I will not comment on the political feasibility of such a solution, except to say that it would be quite disruptive if enacted. But sometimes a short, sudden disruption is better medicine than allowing a disease to go on and on until the patient can no longer recover.

The question I really want to address is: do borders matter in engineering?

On the one hand, modern science-based engineering is a truly universal profession. Go to an engineering conference of a hundred or more attendees, and you are very likely to meet people from all over the globe in just a few minutes. The technical language of engineering is the same everywhere: Ohm’s law, Maxwell’s equations, and all the rest. Even in the commercial world, unless strong political forces dictate otherwise, engineering teams are made up of people from many countries, ethnicities, and faiths, who can work together harmoniously without allowing their diverse backgrounds to interfere with getting the job done.

Would the world really be a better place if all engineers considered themselves as simply citizens of the world, taking no pride and holding no affection for their native lands? You can imagine some advantages to this. It would be hard to find any engineers to work on military projects, for instance, since all wars would then become civil wars and no upstanding world citizen would support such a thing.

The answer to the question reveals one’s core beliefs about the purpose of life and society. If there really is such a thing as true good (and therefore true evil), the ordering of life by a polis—a city-state, as Aristotle referred to it—is necessary to preserve good and combat evil. When I first began to study the classic texts of ethics seriously, I was somewhat dismayed to find that the ancient writers spent much of their time talking about politics, broadly defined as the right ordering of public life. And since the alternatives to citizenship in a particular country—namely, total anarchy or one-world government—are either unthinkable or impossible, every engineer has to decide how to relate to the government under which he or she lives.

There is no such thing as world citizenship, no matter how much people might like it if there was. The way the world is set up, people are born into a particular place at a particular time, and thereafter have to deal with the circumstances that life hands them, including the government of the country where they were born.

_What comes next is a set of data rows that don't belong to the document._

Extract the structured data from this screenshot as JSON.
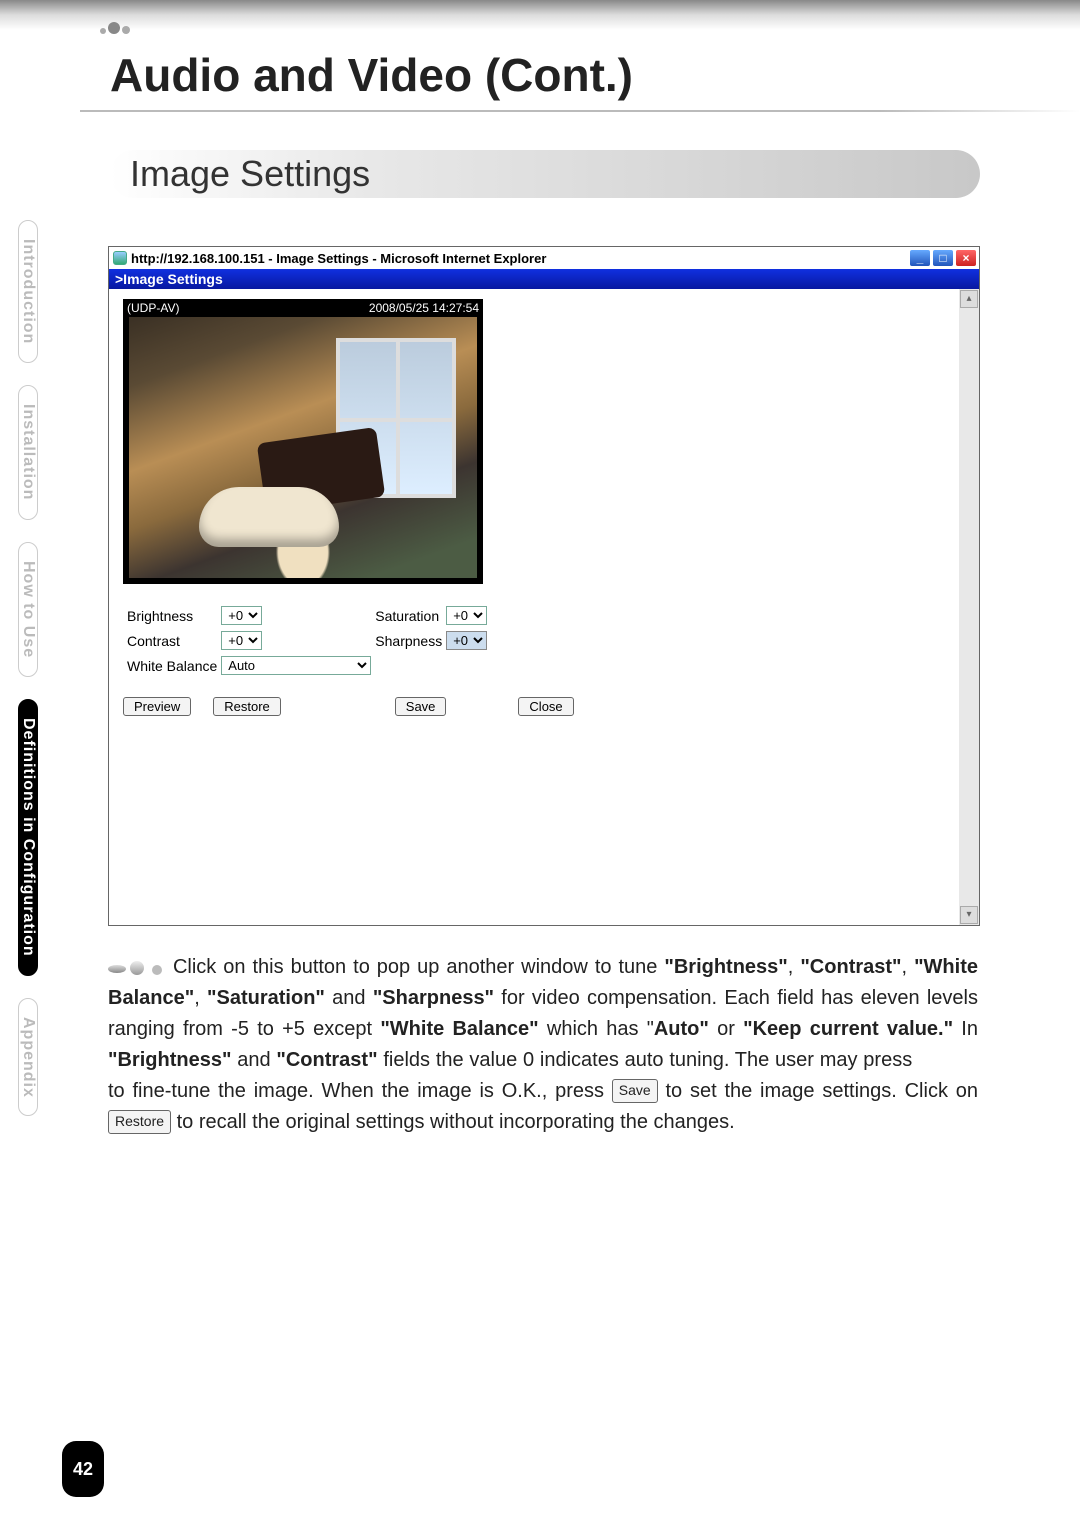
{
  "page": {
    "heading": "Audio and Video (Cont.)",
    "section_heading": "Image Settings",
    "page_number": "42"
  },
  "sidebar": {
    "items": [
      {
        "label": "Introduction",
        "active": false
      },
      {
        "label": "Installation",
        "active": false
      },
      {
        "label": "How to Use",
        "active": false
      },
      {
        "label": "Definitions in Configuration",
        "active": true
      },
      {
        "label": "Appendix",
        "active": false
      }
    ]
  },
  "screenshot": {
    "window_title": "http://192.168.100.151 - Image Settings - Microsoft Internet Explorer",
    "blue_bar": ">Image Settings",
    "camera_label": "(UDP-AV)",
    "timestamp": "2008/05/25 14:27:54",
    "controls": {
      "brightness_label": "Brightness",
      "brightness_value": "+0",
      "contrast_label": "Contrast",
      "contrast_value": "+0",
      "white_balance_label": "White Balance",
      "white_balance_value": "Auto",
      "saturation_label": "Saturation",
      "saturation_value": "+0",
      "sharpness_label": "Sharpness",
      "sharpness_value": "+0"
    },
    "buttons": {
      "preview": "Preview",
      "restore": "Restore",
      "save": "Save",
      "close": "Close"
    }
  },
  "paragraph": {
    "t1": " Click on this button to pop up another window to tune ",
    "b1": "\"Brightness\"",
    "t2": ", ",
    "b2": "\"Contrast\"",
    "t3": ", ",
    "b3": "\"White Balance\"",
    "t4": ", ",
    "b4": "\"Saturation\"",
    "t5": " and ",
    "b5": "\"Sharpness\"",
    "t6": " for video compensation. Each field has eleven levels ranging from -5 to +5 except ",
    "b6": "\"White Balance\"",
    "t7": " which has \"",
    "b7": "Auto\"",
    "t8": " or ",
    "b8": "\"Keep current value.\"",
    "t9": " In ",
    "b9": "\"Brightness\"",
    "t10": " and ",
    "b10": "\"Contrast\"",
    "t11": " fields the value 0 indicates auto tuning. The user may press ",
    "t12": " to fine-tune the image. When the image is O.K., press ",
    "inline_save": "Save",
    "t13": " to set the image settings. Click on ",
    "inline_restore": "Restore",
    "t14": " to recall the original settings without incorporating the changes."
  }
}
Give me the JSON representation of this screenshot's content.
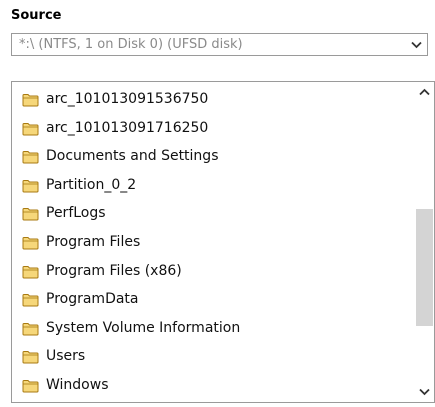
{
  "source_label": "Source",
  "drive": {
    "selected": "*:\\ (NTFS, 1 on Disk 0) (UFSD disk)"
  },
  "folders": [
    {
      "name": "arc_101013091536750"
    },
    {
      "name": "arc_101013091716250"
    },
    {
      "name": "Documents and Settings"
    },
    {
      "name": "Partition_0_2"
    },
    {
      "name": "PerfLogs"
    },
    {
      "name": "Program Files"
    },
    {
      "name": "Program Files (x86)"
    },
    {
      "name": "ProgramData"
    },
    {
      "name": "System Volume Information"
    },
    {
      "name": "Users"
    },
    {
      "name": "Windows"
    }
  ],
  "colors": {
    "folder_fill": "#f6d77a",
    "folder_outline": "#a87a12",
    "scroll_thumb": "#d4d4d4"
  },
  "icons": {
    "folder": "folder-icon",
    "dropdown": "chevron-down-icon",
    "scroll_up": "chevron-up-icon",
    "scroll_down": "chevron-down-icon"
  }
}
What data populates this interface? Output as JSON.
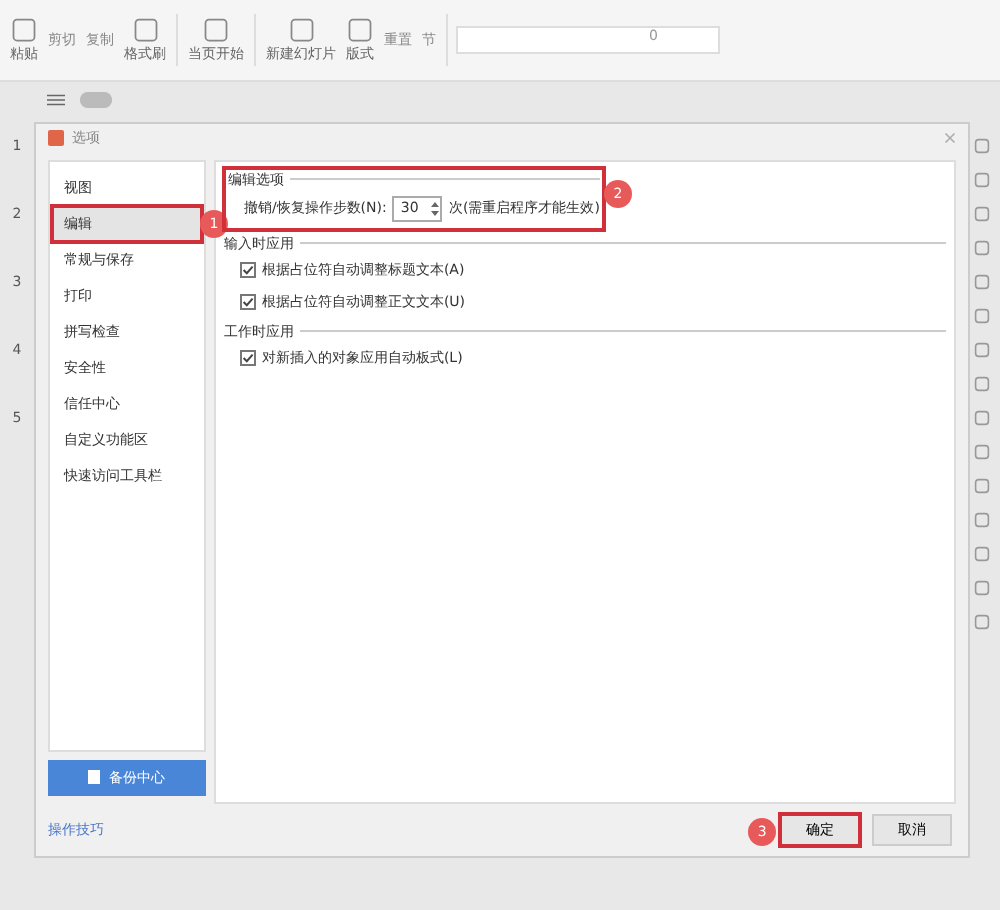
{
  "toolbar": {
    "groups": [
      {
        "items": [
          {
            "label": "粘贴",
            "kind": "big"
          },
          {
            "label": "剪切",
            "kind": "small"
          },
          {
            "label": "复制",
            "kind": "small"
          },
          {
            "label": "格式刷",
            "kind": "big"
          }
        ]
      },
      {
        "items": [
          {
            "label": "当页开始",
            "kind": "big"
          }
        ]
      },
      {
        "items": [
          {
            "label": "新建幻灯片",
            "kind": "big"
          },
          {
            "label": "版式",
            "kind": "big"
          },
          {
            "label": "重置",
            "kind": "small"
          },
          {
            "label": "节",
            "kind": "small"
          }
        ]
      }
    ],
    "font_size": "0"
  },
  "slide_numbers": [
    "1",
    "2",
    "3",
    "4",
    "5"
  ],
  "dialog": {
    "title": "选项",
    "sidebar": [
      {
        "label": "视图",
        "selected": false
      },
      {
        "label": "编辑",
        "selected": true,
        "annotation": "1"
      },
      {
        "label": "常规与保存",
        "selected": false
      },
      {
        "label": "打印",
        "selected": false
      },
      {
        "label": "拼写检查",
        "selected": false
      },
      {
        "label": "安全性",
        "selected": false
      },
      {
        "label": "信任中心",
        "selected": false
      },
      {
        "label": "自定义功能区",
        "selected": false
      },
      {
        "label": "快速访问工具栏",
        "selected": false
      }
    ],
    "backup_button": "备份中心",
    "tips_link": "操作技巧",
    "sections": [
      {
        "title": "编辑选项",
        "annotation": "2",
        "rows": [
          {
            "kind": "spin",
            "label": "撤销/恢复操作步数(N):",
            "value": "30",
            "suffix": "次(需重启程序才能生效)"
          }
        ]
      },
      {
        "title": "输入时应用",
        "rows": [
          {
            "kind": "check",
            "label": "根据占位符自动调整标题文本(A)",
            "checked": true
          },
          {
            "kind": "check",
            "label": "根据占位符自动调整正文文本(U)",
            "checked": true
          }
        ]
      },
      {
        "title": "工作时应用",
        "rows": [
          {
            "kind": "check",
            "label": "对新插入的对象应用自动板式(L)",
            "checked": true
          }
        ]
      }
    ],
    "buttons": [
      {
        "label": "确定",
        "annotation": "3"
      },
      {
        "label": "取消"
      }
    ]
  }
}
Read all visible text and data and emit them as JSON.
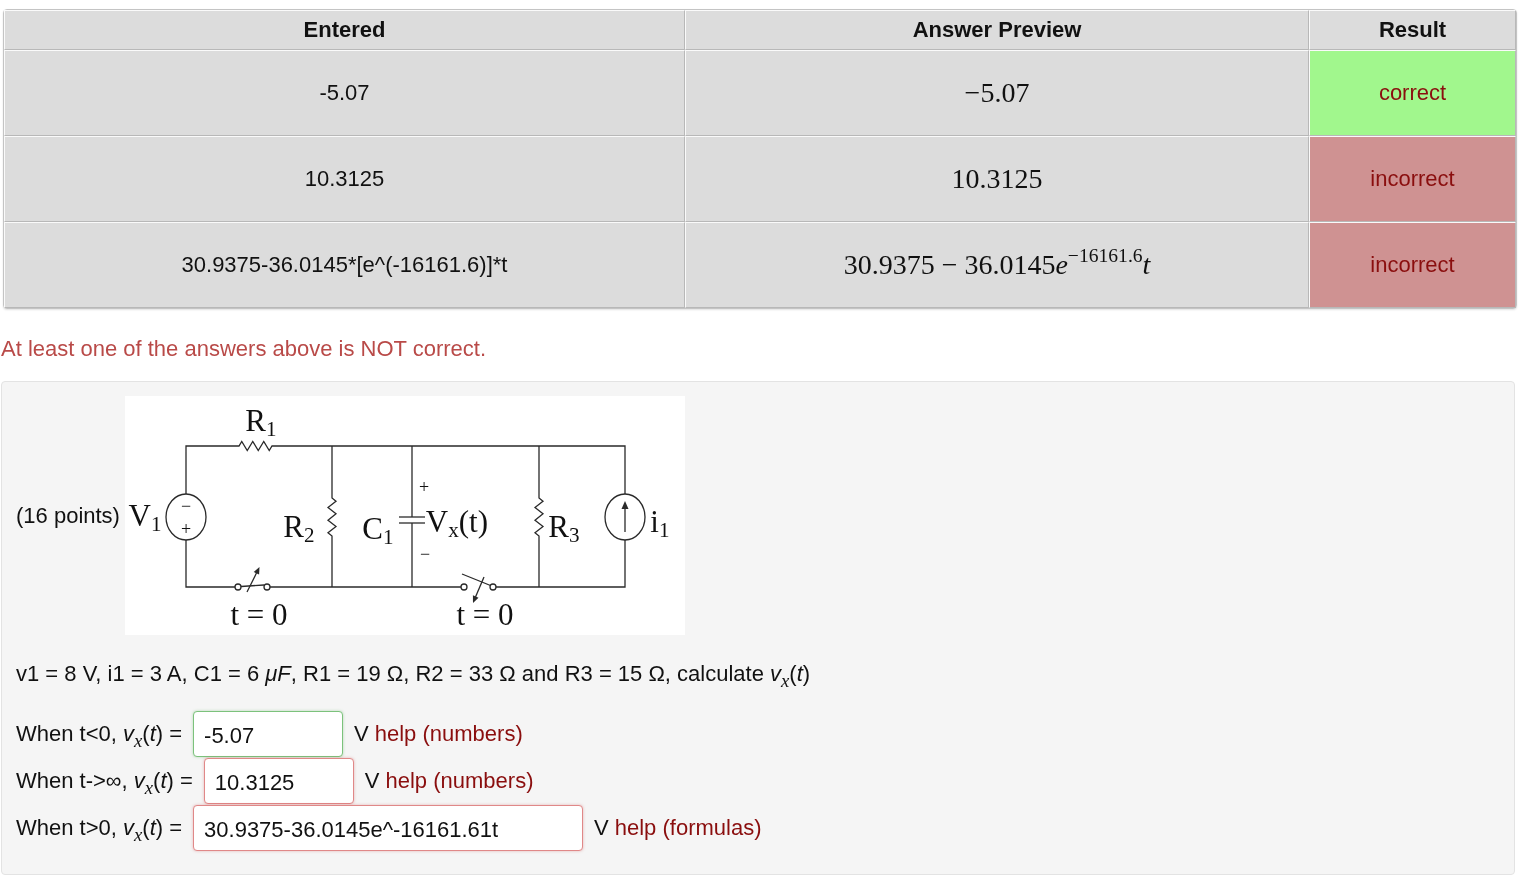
{
  "table": {
    "columns": [
      "Entered",
      "Answer Preview",
      "Result"
    ],
    "rows": [
      {
        "entered": "-5.07",
        "preview": [
          {
            "kind": "num",
            "text": "−5.07"
          }
        ],
        "result": "correct",
        "correct": true
      },
      {
        "entered": "10.3125",
        "preview": [
          {
            "kind": "num",
            "text": "10.3125"
          }
        ],
        "result": "incorrect",
        "correct": false
      },
      {
        "entered": "30.9375-36.0145*[e^(-16161.6)]*t",
        "preview": [
          {
            "kind": "num",
            "text": "30.9375 − 36.0145"
          },
          {
            "kind": "var",
            "text": "e"
          },
          {
            "kind": "sup",
            "text": "−16161.6"
          },
          {
            "kind": "var",
            "text": "t"
          }
        ],
        "result": "incorrect",
        "correct": false
      }
    ]
  },
  "message": "At least one of the answers above is NOT correct.",
  "problem": {
    "points": "(16 points)",
    "circuit": {
      "labels": [
        {
          "kind": "name",
          "text": "R$_{1}$"
        },
        {
          "kind": "name",
          "text": "V$_{1}$"
        },
        {
          "kind": "sign",
          "text": "−"
        },
        {
          "kind": "sign",
          "text": "+"
        },
        {
          "kind": "name",
          "text": "R$_{2}$"
        },
        {
          "kind": "name",
          "text": "C$_{1}$"
        },
        {
          "kind": "sign",
          "text": "+"
        },
        {
          "kind": "name",
          "text": "V$_{x}$(t)"
        },
        {
          "kind": "sign",
          "text": "−"
        },
        {
          "kind": "name",
          "text": "R$_{3}$"
        },
        {
          "kind": "name",
          "text": "i$_{1}$"
        },
        {
          "kind": "name",
          "text": "t = 0"
        },
        {
          "kind": "name",
          "text": "t = 0"
        }
      ]
    },
    "statement": "v1 = 8 V, i1 = 3 A, C1 = 6 *μF*, R1 = 19 Ω, R2 = 33 Ω and R3 = 15 Ω, calculate *v*$_{x}$(*t*)",
    "answers": [
      {
        "kind": "number",
        "label": "When t<0, *v*$_{x}$(*t*) =",
        "value": "-5.07",
        "correct": true,
        "unit": "V",
        "help": "help (numbers)"
      },
      {
        "kind": "number",
        "label": "When t->∞, *v*$_{x}$(*t*) =",
        "value": "10.3125",
        "correct": false,
        "unit": "V",
        "help": "help (numbers)"
      },
      {
        "kind": "formula",
        "label": "When t>0, *v*$_{x}$(*t*) =",
        "value": "30.9375-36.0145e^-16161.61t",
        "correct": false,
        "unit": "V",
        "help": "help (formulas)"
      }
    ]
  }
}
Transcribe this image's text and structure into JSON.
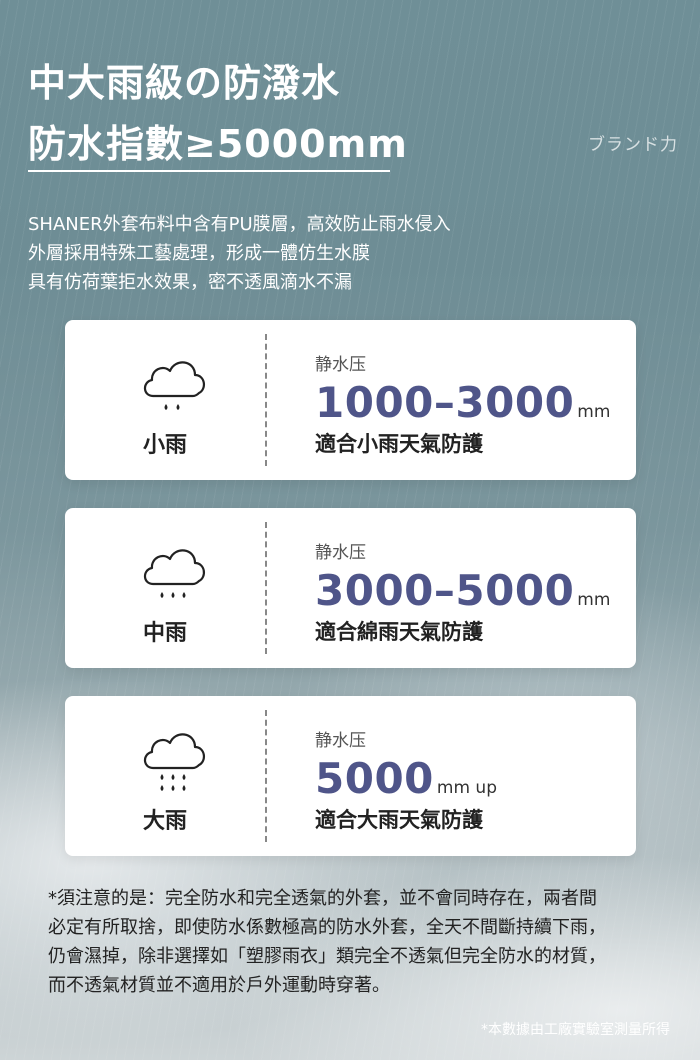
{
  "header": {
    "title_line1": "中大雨級の防潑水",
    "title_line2": "防水指數≥5000mm",
    "brand": "ブランド力"
  },
  "intro": [
    "SHANER外套布料中含有PU膜層，高效防止雨水侵入",
    "外層採用特殊工藝處理，形成一體仿生水膜",
    "具有仿荷葉拒水效果，密不透風滴水不漏"
  ],
  "cards": [
    {
      "icon": "cloud-light-rain-icon",
      "rain_label": "小雨",
      "pressure_label": "静水压",
      "value": "1000–3000",
      "unit": "mm",
      "desc": "適合小雨天氣防護"
    },
    {
      "icon": "cloud-moderate-rain-icon",
      "rain_label": "中雨",
      "pressure_label": "静水压",
      "value": "3000–5000",
      "unit": "mm",
      "desc": "適合綿雨天氣防護"
    },
    {
      "icon": "cloud-heavy-rain-icon",
      "rain_label": "大雨",
      "pressure_label": "静水压",
      "value": "5000",
      "unit": "mm up",
      "desc": "適合大雨天氣防護"
    }
  ],
  "note": [
    "*須注意的是：完全防水和完全透氣的外套，並不會同時存在，兩者間",
    "必定有所取捨，即使防水係數極高的防水外套，全天不間斷持續下雨，",
    "仍會濕掉，除非選擇如「塑膠雨衣」類完全不透氣但完全防水的材質，",
    "而不透氣材質並不適用於戶外運動時穿著。"
  ],
  "source": "*本數據由工廠實驗室測量所得",
  "colors": {
    "value_accent": "#4f5589",
    "card_bg": "#ffffff"
  }
}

Most people have little or no choice as to where they live, and under what government they live. Most immigration around the world is internal, from countrysides to cities, which is why so many of the world’s largest cities are growing at an insupportable rate. Once in a city, sometimes people can accumulate enough capital to emigrate to a country that will take them in. In most parts of the world, emigration is not only possible but widely practiced, and for all its flaws, the United States seems to be one of the places that people all over the world would prefer to live in.

I think they’re right. Our polis is founded on principles that I find to be very compatible with my own system of ethics and religion, and I believe it is worth preserving and enriching. Part of the work of preservation and enrichment involves making sure that the people who live here can earn a decent living. And since so much of our economy depends on technology, perhaps some measures along the lines of what Andy Grove calls for would be at least worth considering. I am not an economist and can’t say whether Grove is right about his proposal. But I will say that I think his heart is in the right place, and borders should matter to an engineer—not in a jingoistic, my-country-right-or-wrong sense, but in a realistic sense that recognizes the great worth of good countries and the need to preserve them against forces that work for their decline.